M. Claude Abeille. — Pour revenir à la phrase concernant Matisse, je voulais seulement dire qu’il ne faut pas trop utiliser cette phrase. On a l’impression que Matisse a simplifié la peinture. Mais il faut bien considérer qu’il n’y a rien de plus difficile et de plus compliqué que d’être simple. Quand Gustave Moreau a dit cela à Matisse, c’était peut-être pour souligner l’acharnement au travail de Matisse par rapport aux difficultés qu’il rencontrait. Matisse est arrivé ainsi à la simplicité.

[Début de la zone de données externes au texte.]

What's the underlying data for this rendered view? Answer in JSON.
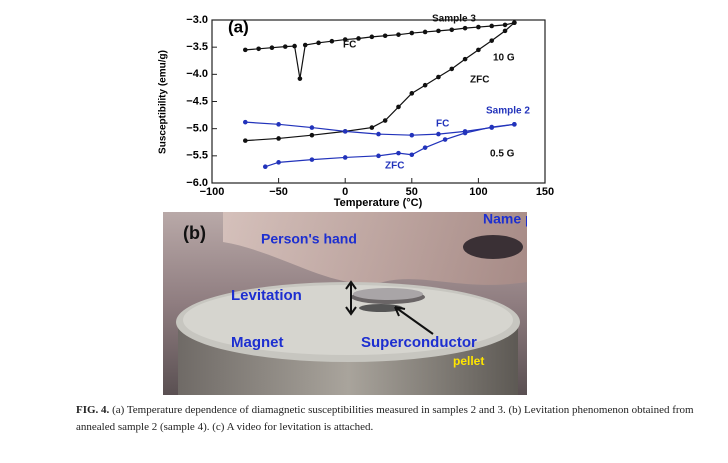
{
  "chart_data": {
    "type": "line",
    "panel_label": "(a)",
    "xlabel": "Temperature (°C)",
    "ylabel": "Susceptibility (emu/g)",
    "xlim": [
      -100,
      150
    ],
    "xticks": [
      {
        "value": -100,
        "label": "−100"
      },
      {
        "value": -50,
        "label": "−50"
      },
      0,
      50,
      100,
      150
    ],
    "ylim": [
      -6,
      -3
    ],
    "yticks": [
      {
        "value": -6,
        "label": "−6.0"
      },
      {
        "value": -5.5,
        "label": "−5.5"
      },
      {
        "value": -5,
        "label": "−5.0"
      },
      {
        "value": -4.5,
        "label": "−4.5"
      },
      {
        "value": -4,
        "label": "−4.0"
      },
      {
        "value": -3.5,
        "label": "−3.5"
      },
      {
        "value": -3,
        "label": "−3.0"
      }
    ],
    "series": [
      {
        "name": "FC",
        "color": "#111111",
        "x": [
          -75,
          -65,
          -55,
          -45,
          -38,
          -34,
          -30,
          -20,
          -10,
          0,
          10,
          20,
          30,
          40,
          50,
          60,
          70,
          80,
          90,
          100,
          110,
          120,
          127
        ],
        "values": [
          -3.55,
          -3.53,
          -3.51,
          -3.49,
          -3.48,
          -4.08,
          -3.46,
          -3.42,
          -3.39,
          -3.36,
          -3.34,
          -3.31,
          -3.29,
          -3.27,
          -3.24,
          -3.22,
          -3.2,
          -3.18,
          -3.15,
          -3.13,
          -3.11,
          -3.09,
          -3.05
        ]
      },
      {
        "name": "ZFC",
        "color": "#111111",
        "x": [
          -75,
          -50,
          -25,
          0,
          20,
          30,
          40,
          50,
          60,
          70,
          80,
          90,
          100,
          110,
          120,
          127
        ],
        "values": [
          -5.22,
          -5.18,
          -5.12,
          -5.05,
          -4.98,
          -4.85,
          -4.6,
          -4.35,
          -4.2,
          -4.05,
          -3.9,
          -3.72,
          -3.55,
          -3.38,
          -3.2,
          -3.05
        ]
      },
      {
        "name": "FC",
        "color": "#2233bb",
        "x": [
          -75,
          -50,
          -25,
          0,
          25,
          50,
          70,
          90,
          110,
          127
        ],
        "values": [
          -4.88,
          -4.92,
          -4.98,
          -5.05,
          -5.1,
          -5.12,
          -5.1,
          -5.05,
          -4.98,
          -4.92
        ]
      },
      {
        "name": "ZFC",
        "color": "#2233bb",
        "x": [
          -60,
          -50,
          -25,
          0,
          25,
          40,
          50,
          60,
          75,
          90,
          110,
          127
        ],
        "values": [
          -5.7,
          -5.62,
          -5.57,
          -5.53,
          -5.5,
          -5.45,
          -5.48,
          -5.35,
          -5.2,
          -5.08,
          -4.97,
          -4.92
        ]
      }
    ],
    "annotations": [
      "Sample 3",
      "10 G",
      "Sample 2",
      "0.5 G"
    ]
  },
  "photo": {
    "panel_label": "(b)",
    "labels": [
      "Person's hand",
      "Name pen",
      "Levitation",
      "Magnet",
      "Superconductor",
      "pellet"
    ]
  },
  "caption": {
    "label": "FIG. 4.",
    "text": "(a) Temperature dependence of diamagnetic susceptibilities measured in samples 2 and 3. (b) Levitation phenomenon obtained from annealed sample 2 (sample 4). (c) A video for levitation is attached."
  }
}
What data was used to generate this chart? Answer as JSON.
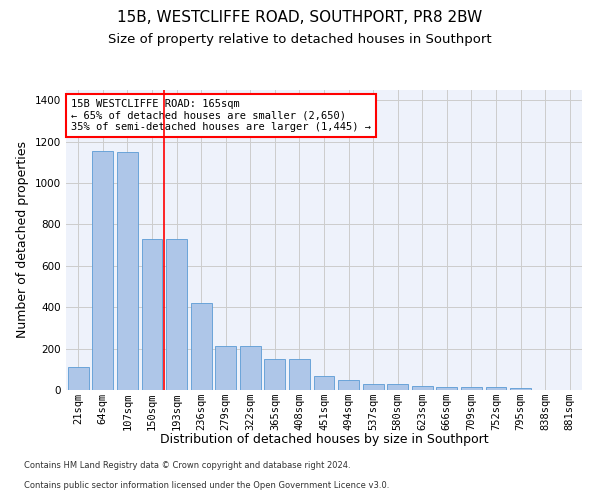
{
  "title": "15B, WESTCLIFFE ROAD, SOUTHPORT, PR8 2BW",
  "subtitle": "Size of property relative to detached houses in Southport",
  "xlabel": "Distribution of detached houses by size in Southport",
  "ylabel": "Number of detached properties",
  "footer1": "Contains HM Land Registry data © Crown copyright and database right 2024.",
  "footer2": "Contains public sector information licensed under the Open Government Licence v3.0.",
  "categories": [
    "21sqm",
    "64sqm",
    "107sqm",
    "150sqm",
    "193sqm",
    "236sqm",
    "279sqm",
    "322sqm",
    "365sqm",
    "408sqm",
    "451sqm",
    "494sqm",
    "537sqm",
    "580sqm",
    "623sqm",
    "666sqm",
    "709sqm",
    "752sqm",
    "795sqm",
    "838sqm",
    "881sqm"
  ],
  "values": [
    110,
    1155,
    1150,
    730,
    730,
    420,
    215,
    215,
    150,
    150,
    70,
    50,
    30,
    30,
    20,
    15,
    15,
    15,
    10,
    0,
    0
  ],
  "bar_color": "#aec6e8",
  "bar_edge_color": "#5b9bd5",
  "annotation_text": "15B WESTCLIFFE ROAD: 165sqm\n← 65% of detached houses are smaller (2,650)\n35% of semi-detached houses are larger (1,445) →",
  "vline_x_index": 3.5,
  "ylim": [
    0,
    1450
  ],
  "yticks": [
    0,
    200,
    400,
    600,
    800,
    1000,
    1200,
    1400
  ],
  "grid_color": "#cccccc",
  "bg_color": "#eef2fb",
  "title_fontsize": 11,
  "subtitle_fontsize": 9.5,
  "tick_fontsize": 7.5,
  "ylabel_fontsize": 9,
  "xlabel_fontsize": 9,
  "ann_fontsize": 7.5,
  "footer_fontsize": 6
}
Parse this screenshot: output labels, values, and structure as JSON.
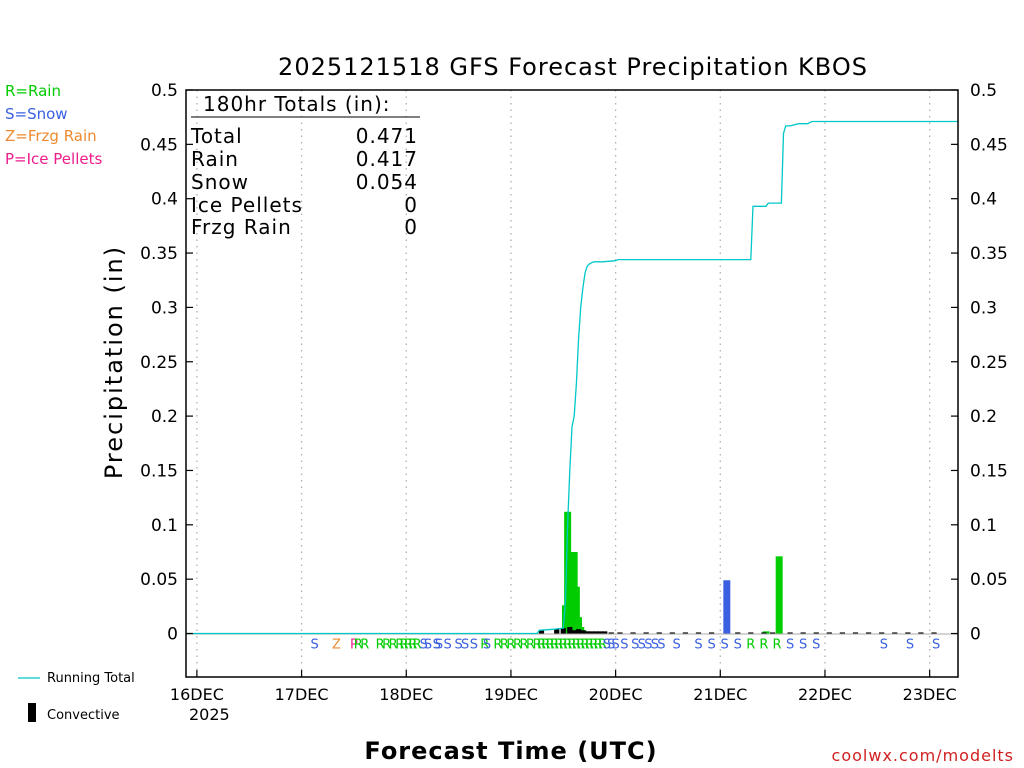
{
  "chart_data": {
    "type": "bar",
    "title": "2025121518 GFS Forecast Precipitation KBOS",
    "xlabel": "Forecast Time (UTC)",
    "ylabel": "Precipitation (in)",
    "ylim": [
      -0.04,
      0.5
    ],
    "yticks": [
      0,
      0.05,
      0.1,
      0.15,
      0.2,
      0.25,
      0.3,
      0.35,
      0.4,
      0.45,
      0.5
    ],
    "ytick_labels": [
      "0",
      "0.05",
      "0.1",
      "0.15",
      "0.2",
      "0.25",
      "0.3",
      "0.35",
      "0.4",
      "0.45",
      "0.5"
    ],
    "x_unit": "hours since 2025-12-16 00Z",
    "xlim": [
      -2.5,
      174.5
    ],
    "xticks": [
      0,
      24,
      48,
      72,
      96,
      120,
      144,
      168
    ],
    "xtick_labels": [
      "16DEC",
      "17DEC",
      "18DEC",
      "19DEC",
      "20DEC",
      "21DEC",
      "22DEC",
      "23DEC"
    ],
    "year_label": "2025",
    "totals_box": {
      "header": "180hr Totals (in):",
      "rows": [
        {
          "label": "Total",
          "value": "0.471"
        },
        {
          "label": "Rain",
          "value": "0.417"
        },
        {
          "label": "Snow",
          "value": "0.054"
        },
        {
          "label": "Ice Pellets",
          "value": "0"
        },
        {
          "label": "Frzg Rain",
          "value": "0"
        }
      ]
    },
    "type_legend": [
      {
        "label": "R=Rain",
        "color": "#00cc00"
      },
      {
        "label": "S=Snow",
        "color": "#3a5fe0"
      },
      {
        "label": "Z=Frzg Rain",
        "color": "#ee8a30"
      },
      {
        "label": "P=Ice Pellets",
        "color": "#ee1d8c"
      }
    ],
    "series_legend": [
      {
        "label": "Running Total",
        "color": "#00c8c8",
        "kind": "line"
      },
      {
        "label": "Convective",
        "color": "#000000",
        "kind": "bar"
      }
    ],
    "running_total": {
      "name": "Running Total",
      "color": "#00c8c8",
      "x": [
        -2.5,
        78,
        78.5,
        82,
        84,
        84.5,
        85,
        85.5,
        86,
        86.5,
        87,
        87.5,
        88,
        88.5,
        89,
        89.5,
        90,
        90.5,
        91,
        92,
        93,
        96,
        96.5,
        127,
        127.5,
        130.5,
        131,
        134,
        134.5,
        135,
        136,
        138,
        140,
        141,
        174.5
      ],
      "y": [
        0,
        0,
        0.003,
        0.004,
        0.005,
        0.03,
        0.1,
        0.15,
        0.19,
        0.2,
        0.23,
        0.27,
        0.3,
        0.318,
        0.332,
        0.338,
        0.34,
        0.341,
        0.342,
        0.342,
        0.342,
        0.343,
        0.344,
        0.344,
        0.393,
        0.393,
        0.396,
        0.396,
        0.46,
        0.467,
        0.467,
        0.469,
        0.469,
        0.471,
        0.471
      ]
    },
    "precip_bars": {
      "name": "Precipitation",
      "x": [
        84.5,
        85,
        85.5,
        86,
        86.5,
        87,
        87.5,
        88,
        88.5,
        89,
        121.5,
        130.5,
        133.5
      ],
      "values": [
        0.026,
        0.112,
        0.04,
        0.003,
        0.075,
        0.043,
        0.015,
        0.006,
        0.003,
        0.002,
        0.049,
        0.002,
        0.071
      ],
      "types": [
        "R",
        "R",
        "R",
        "R",
        "R",
        "R",
        "R",
        "R",
        "R",
        "R",
        "S",
        "R",
        "R"
      ]
    },
    "convective_bars": {
      "name": "Convective",
      "color": "#000000",
      "x": [
        79,
        82.5,
        84,
        85.5,
        86.5,
        87.5,
        88.5,
        89.5,
        90.5,
        91.5,
        92.5,
        93.5,
        95,
        97,
        100,
        103,
        106,
        109,
        112,
        115,
        118,
        124,
        127,
        130,
        132,
        136,
        139,
        142,
        145,
        148,
        151,
        154,
        157,
        160,
        163,
        166,
        169
      ],
      "values": [
        0.003,
        0.004,
        0.005,
        0.006,
        0.003,
        0.004,
        0.003,
        0.002,
        0.002,
        0.002,
        0.002,
        0.002,
        0.001,
        0.001,
        0.001,
        0.001,
        0.001,
        0.001,
        0.001,
        0.001,
        0.001,
        0.001,
        0.001,
        0.001,
        0.001,
        0.001,
        0.001,
        0.001,
        0.001,
        0.001,
        0.001,
        0.001,
        0.001,
        0.001,
        0.001,
        0.001,
        0.001
      ]
    },
    "type_markers": {
      "y": -0.009,
      "x": [
        27,
        32,
        36,
        37,
        38.5,
        42,
        43.5,
        45,
        46.5,
        47.5,
        48.5,
        49.5,
        50.5,
        52,
        53,
        55,
        55.5,
        57.5,
        60,
        61.5,
        63.5,
        66,
        66.5,
        69,
        70.5,
        72,
        73.5,
        75,
        76.5,
        78,
        79,
        80,
        81,
        82,
        83,
        84,
        85,
        86,
        87,
        88,
        89,
        90,
        91,
        92,
        93,
        94,
        95,
        96,
        98,
        100.5,
        102,
        103.5,
        105,
        106.5,
        110,
        115,
        118,
        121,
        124,
        127,
        130,
        133,
        136,
        139,
        142,
        157.5,
        163.5,
        169.5
      ],
      "labels": [
        "S",
        "Z",
        "P",
        "R",
        "R",
        "R",
        "R",
        "R",
        "R",
        "R",
        "R",
        "R",
        "R",
        "S",
        "S",
        "S",
        "S",
        "S",
        "S",
        "S",
        "S",
        "R",
        "S",
        "R",
        "R",
        "R",
        "R",
        "R",
        "R",
        "R",
        "R",
        "R",
        "R",
        "R",
        "R",
        "R",
        "R",
        "R",
        "R",
        "R",
        "R",
        "R",
        "R",
        "R",
        "R",
        "S",
        "S",
        "S",
        "S",
        "S",
        "S",
        "S",
        "S",
        "S",
        "S",
        "S",
        "S",
        "S",
        "S",
        "R",
        "R",
        "R",
        "S",
        "S",
        "S",
        "S",
        "S",
        "S"
      ]
    },
    "grid": {
      "vertical": "dotted",
      "horizontal": "none"
    },
    "watermark": "coolwx.com/modelts"
  }
}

M. Serge Nigg. — Vous avez tout à fait raison. J’ai connu au Conservatoire des élèves qui étaient formidables. L’un d’eux pouvait faire des fugues à l’écrevisse, des fugues par mouvements contraires, toutes les choses que Bach arrivait à faire. Ce que faisait cet élève était proche de Bach. C’était d’une virtuosité fabuleuse. Mais il n’y avait pas moins musicien que lui. Il était capable de faire des choses folles dans le domaine de la complication contrapuntique. C’est toujours facile quand on a le métier. C’est toujours facile de faire des contrepoints renversables ou des fugues à l’écrevisse. Mais la simplicité en musique, c’est une autre affaire. Écrire des pièces pour piano, comme l’a fait Debussy, d’une simplicité angélique, c’est vraiment difficile. Je n’ai pas un immense amour pour Schubert. C’est récent chez moi. Il n’y a rien et pourtant c’est admirable. Pourquoi ? On ne peut pas répondre à cette question. C’est là que l’idée subite entre en jeu. On ne peut pas comprendre comment tant de simplicité peut évoquer une telle beauté. Ses pièces pour piano rentrent dans l’estomac. Je ne parle pas de l’Inachevée que tout le monde connaît et qui est un peu insupportable, mais c’est un chef-d’œuvre admirable. Il y a dedans quelques idées subites qui sont d’une grandeur admirable. Je crois que cela lui est venu facilement. Il a reçu cela comme on reçoit une lettre de la poste. Il ne l’a pas inventé. Cela lui est venu d’ailleurs. Ceci dit, tout cela est assez vague. On peut discuter à perte de vue sur ces notions. Je sens très bien que je peux être contré sur des quantités d’idées que j’ai émises.



Le compositeur Serge Nigg écrit en 1946 ce qui peut être considéré comme la première œuvre rigoureusement dodécaphonique conçue en France : les Variations pour piano et 10 instruments, mais dès 1950, il s’éloigne de la technique sérielle. Au cours des années 1960 s’impose chez lui une nouvelle période dodécaphonique caractérisée par un refus de tout systématisme. De ces années datent les œuvres de la maturité, Jérôme Bosch-Symphonie (1960), Histoire d’œuf (1961), le Chant du Dépossédé (1964), Visages d’Axël (1967), Fulgur (1970)… Serge Nigg a été élu à l’Académie des Beaux-Arts en 1989 au fauteuil d’Emmanuel BONDEVILLE.